Why Investors MUST Change The Way They Buy Real Es…


House flipping, rental property investing, wholesaling, and every other type of real estate investing has had an incredibly profitable run-up over the past two years. Days on market shrunk as buyer demand soared and supply dried up. Flippers, rental property investors, and everyone in between saw profit margins they couldn’t have imagined before. But, now that may all change.

Rising interest rates have stopped many would-be homebuyers from making offers, forcing them back into renting instead of sending in over-asking bids. Now, home equity and flipping profits are starting to see a lag, as mortgage applications significantly slow down, showings become far less crowded, and price cuts become the new norm. Are we at the beginning of a real estate recession, and if so, how can we best prepare to still profit during the downturn?
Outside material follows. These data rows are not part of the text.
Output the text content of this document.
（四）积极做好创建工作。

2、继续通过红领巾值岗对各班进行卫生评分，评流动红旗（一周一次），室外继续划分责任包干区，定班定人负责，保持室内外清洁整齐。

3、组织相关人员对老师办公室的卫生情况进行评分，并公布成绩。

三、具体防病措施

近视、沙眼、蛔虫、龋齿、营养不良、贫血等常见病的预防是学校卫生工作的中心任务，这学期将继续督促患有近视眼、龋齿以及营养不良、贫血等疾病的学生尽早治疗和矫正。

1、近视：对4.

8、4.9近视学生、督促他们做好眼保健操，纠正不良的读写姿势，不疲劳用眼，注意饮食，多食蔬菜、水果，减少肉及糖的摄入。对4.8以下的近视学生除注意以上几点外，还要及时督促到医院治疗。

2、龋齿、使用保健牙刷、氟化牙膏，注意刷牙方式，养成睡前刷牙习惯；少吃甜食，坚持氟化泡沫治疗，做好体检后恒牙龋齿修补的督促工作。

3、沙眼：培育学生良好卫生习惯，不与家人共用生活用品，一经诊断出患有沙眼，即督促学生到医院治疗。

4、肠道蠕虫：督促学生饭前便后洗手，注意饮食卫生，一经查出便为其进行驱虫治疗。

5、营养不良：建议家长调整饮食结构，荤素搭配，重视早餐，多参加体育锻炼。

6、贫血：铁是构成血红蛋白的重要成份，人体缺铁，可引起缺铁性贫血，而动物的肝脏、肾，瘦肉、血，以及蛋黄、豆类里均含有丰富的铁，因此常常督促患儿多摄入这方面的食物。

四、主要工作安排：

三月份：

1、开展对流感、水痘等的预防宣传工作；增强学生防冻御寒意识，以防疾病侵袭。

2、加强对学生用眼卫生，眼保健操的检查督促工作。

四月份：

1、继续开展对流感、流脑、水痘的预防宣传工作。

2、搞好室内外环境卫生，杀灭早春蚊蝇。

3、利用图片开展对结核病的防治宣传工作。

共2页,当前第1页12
James Dainard, master flipper, investor, and “On The Market” guest, has had to readjust almost every way he analyzes real estate deals. He’s managed to cash in some serious flipping profits over the past two years but understands that this year will be different. He shares exactly how smaller landlords, real estate investors, flippers, and wholesalers can “pad their profits” so they don’t get burnt on their next real estate deal.

Dave:
Welcome to On the Market, everyone. Today, we have certified deal junkie, James Dainard, joining us to talk about a super important topic that is on most people’s mind right now, which is what does a good deal even look like in 2022. But before we jump into that super interesting topic, James and I are going to be talking about some confusing and often contradictory data coming from the housing market right now.
Hey everyone, welcome to On the Market. I’m Dave Meyer, real estate investor and VP of Data and Analytics at BiggerPockets. Joining me today from Seattle, we have James Dainard. James, how are you?

James:
I’m doing well, man. Just try to keep up with this market right now.